Once again, I found a spot that called me to sit down, remove my shoes and socks, and place my feet against the rock. I sat for as long as I desired connecting my feet to the earth. Right smack dab in the middle of Cathedral Rock, I see this man scale down the side of one of the expansive rocks forming the Cathedral. As he made his way closer to me, he starts waving and loudly proclaims, “4X4 girl is that you? It is me Jacque!” —which I had named him the quintessential hippy guy. He sat down next to me as we visited, and I could not help but feel that I was living the life I had always meant to live as an adventurer and a wanderer, and for the first time in my life not feeling lost when everything around me was completely unknown.

Stick in the desert

It was my final sunset on the Freedom Tour in Sedona, so I set off on one last hike. I was told there was a river at the base of one of the trails in the Coconino National Forest where I had been exploring. I took the one trail I had not yet traveled. I hiked many miles to the base of the mountain when I came to a beautiful river. It was hot and my feet were tired, so I dipped them in the river before heading back to the van.

The sun started to set as I climbed back up the path toward camp. I had been in Sedona for 3 days and I had hiked close to 50 miles. I was reflecting on all of the amazing experiences, and chuckling to myself because one of my biggest fears when approaching this adventure was running into a rattlesnake. I rounded a corner and there in the middle of the path was my first snake encounter.

rattlesnake in desert

The snake looked like a baby Red Racer. My skin crawled as I am extremely uncomfortable when it comes to snake encounters. I managed to scale the side of the mountain and avoid disturbing the little critter. I was a little shaken but had no time to waste as the sun was setting and I wanted to get back to the van before dark.

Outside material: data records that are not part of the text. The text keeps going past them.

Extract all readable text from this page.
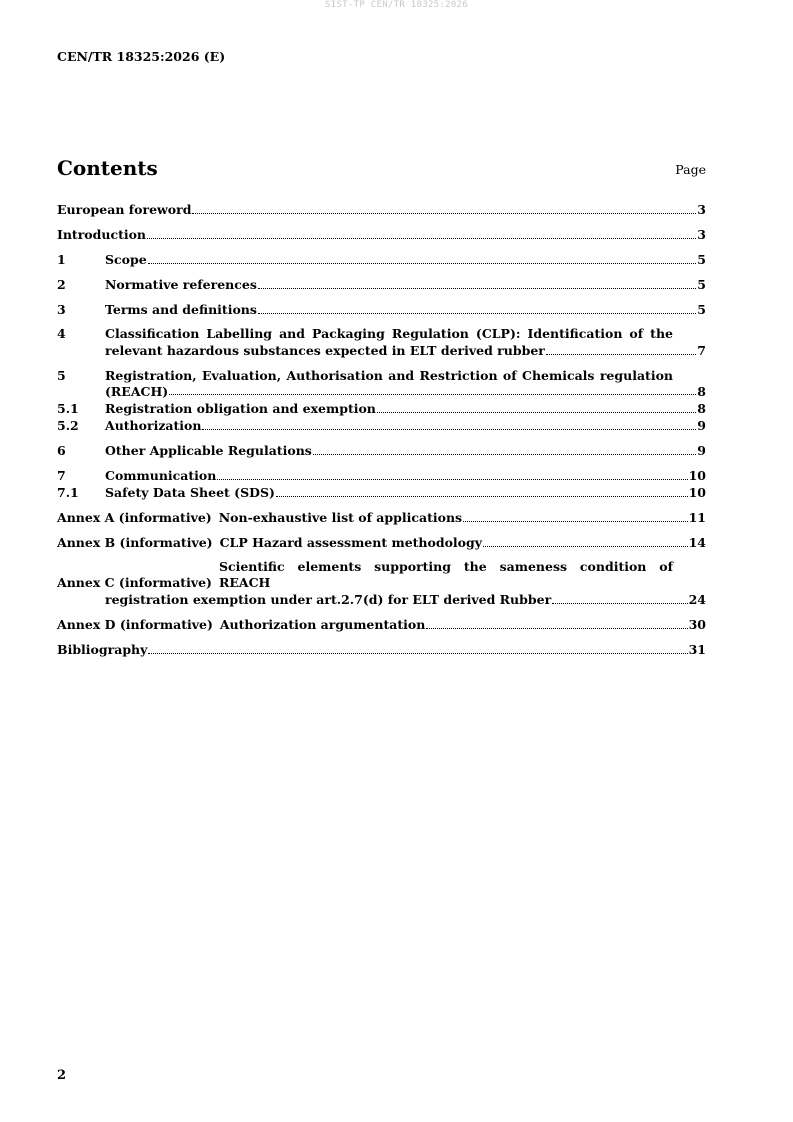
SIST-TP CEN/TR 18325:2026
CEN/TR 18325:2026 (E)
Contents	Page
European foreword	3
Introduction	3
1	Scope	5
2	Normative references	5
3	Terms and definitions	5
4	Classification Labelling and Packaging Regulation (CLP): Identification of the
relevant hazardous substances expected in ELT derived rubber	7
5	Registration, Evaluation, Authorisation and Restriction of Chemicals regulation
(REACH)	8
5.1	Registration obligation and exemption	8
5.2	Authorization	9
6	Other Applicable Regulations	9
7	Communication	10
7.1	Safety Data Sheet (SDS)	10
Annex A (informative) Non-exhaustive list of applications	11
Annex B (informative) CLP Hazard assessment methodology	14
Annex C (informative)
Scientific elements supporting the sameness condition of REACH
registration exemption under art.2.7(d) for ELT derived Rubber	24
Annex D (informative) Authorization argumentation	30
Bibliography	31
2
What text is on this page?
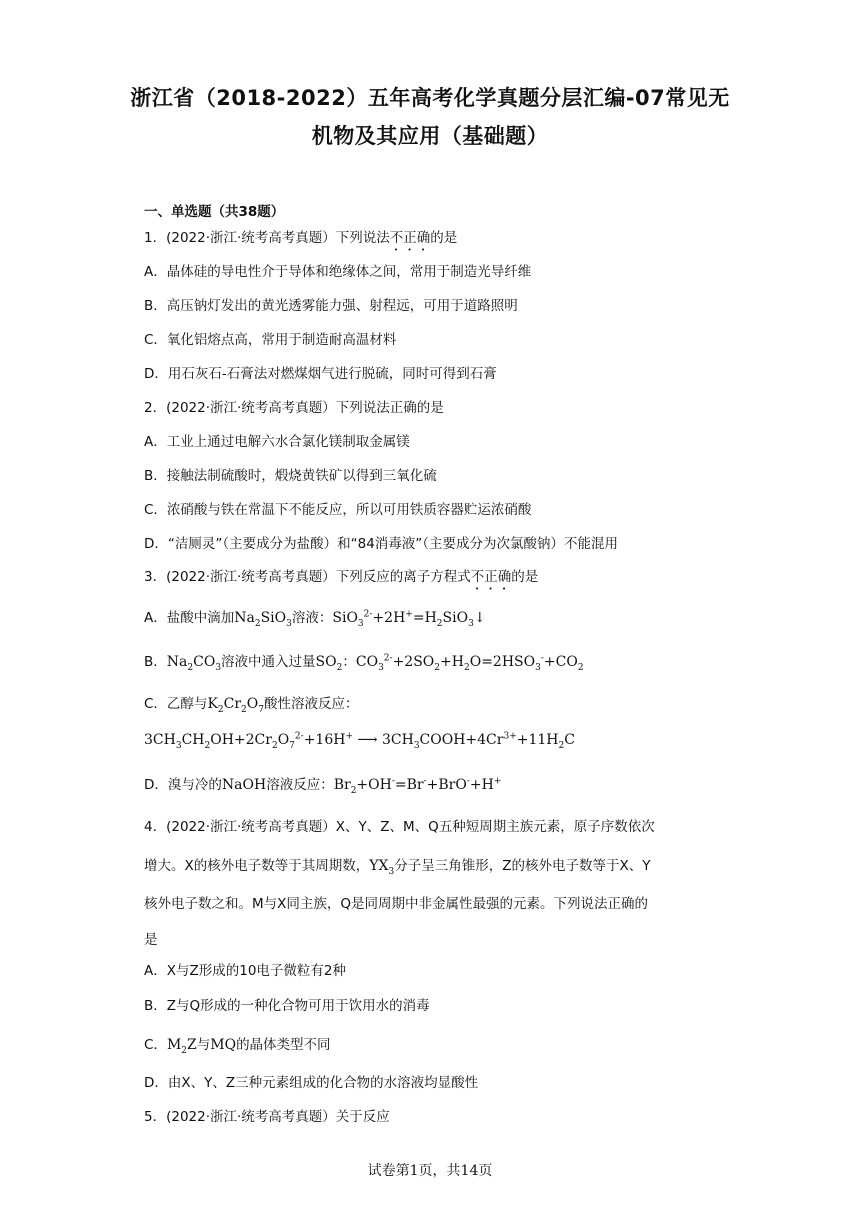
浙江省（2018-2022）五年高考化学真题分层汇编-07常见无
机物及其应用（基础题）
一、单选题（共38题）
1．(2022·浙江·统考高考真题）下列说法不正确的是
A．晶体硅的导电性介于导体和绝缘体之间，常用于制造光导纤维
B．高压钠灯发出的黄光透雾能力强、射程远，可用于道路照明
C．氧化铝熔点高，常用于制造耐高温材料
D．用石灰石-石膏法对燃煤烟气进行脱硫，同时可得到石膏
2．(2022·浙江·统考高考真题）下列说法正确的是
A．工业上通过电解六水合氯化镁制取金属镁
B．接触法制硫酸时，煅烧黄铁矿以得到三氧化硫
C．浓硝酸与铁在常温下不能反应，所以可用铁质容器贮运浓硝酸
D．“洁厕灵”（主要成分为盐酸）和“84消毒液”（主要成分为次氯酸钠）不能混用
3．(2022·浙江·统考高考真题）下列反应的离子方程式不正确的是
A．盐酸中滴加$Na_2SiO_3$溶液：$SiO_3^{2-}+2H^+=H_2SiO_3↓$
B．$Na_2CO_3$溶液中通入过量$SO_2$：$CO_3^{2-}+2SO_2+H_2O=2HSO_3^-+CO_2$
C．乙醇与$K_2Cr_2O_7$酸性溶液反应：
$3CH_3CH_2OH+2Cr_2O_7^{2-}+16H^+$ ⟶ $3CH_3COOH+4Cr^{3+}+11H_2C$
D．溴与冷的NaOH溶液反应：$Br_2+OH^-=Br^-+BrO^-+H^+$
4．(2022·浙江·统考高考真题）X、Y、Z、M、Q五种短周期主族元素，原子序数依次
增大。X的核外电子数等于其周期数，$YX_3$分子呈三角锥形，Z的核外电子数等于X、Y
核外电子数之和。M与X同主族，Q是同周期中非金属性最强的元素。下列说法正确的
是
A．X与Z形成的10电子微粒有2种
B．Z与Q形成的一种化合物可用于饮用水的消毒
C．$M_2Z$与MQ的晶体类型不同
D．由X、Y、Z三种元素组成的化合物的水溶液均显酸性
5．(2022·浙江·统考高考真题）关于反应
试卷第1页，共14页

I rounded another corner and this time there was a rather large rattlesnake spread across the entire trail.


The rattlesnake was bathing in the last bit of sunshine before it set. I could not go around the snake to the left as the mountainside was lined with cacti, and on the right there were bushes, and beyond the bushes a cliff. I had a moment of shear terror. I was so uncomfortable, I froze. I looked around and saw a nearby tree with dead branches still attached. I broke off a three foot branch and started approaching the snake with the branch scraping the trail, so there was plenty of warning of my presence and no element of surprise. I came within six feet of the reptile when the neck and head raised with a cautionary stance warning me not to come closer.

I backed up, briefly talking to the snake reassuringly that I meant no harm, and I could see the defensive nature. I stated, “I am terrified and I imagine you are too, but I need you to move off of the trail so that I can get back to my van before dark.” I scraped the ground again, and the snake turned around and calmly and quietly slithered into the nearby bush. I kept the stick between me and the bush where the snake had disappeared. As I walked by the snake, I was warned by the distinct sound of the rattles, and I picked up a rapid pace to put distance between me and one of my greatest fears.

There were numerous adventures sprinkled throughout my trip to Arizona, but nothing compared to the time I was able to connect to the nature in Sedona, and in doing so connect with myself on a deeper, intimate level.


I found parts of me I was unfamiliar with but have always existed within me.


I felt like my time in Sedona was not over and I would return. I was beyond grateful for the 50 miles I covered by foot connecting with the past, the present, and the future. I am forever changed for having the courage to take the first leg of my Freedom Tour!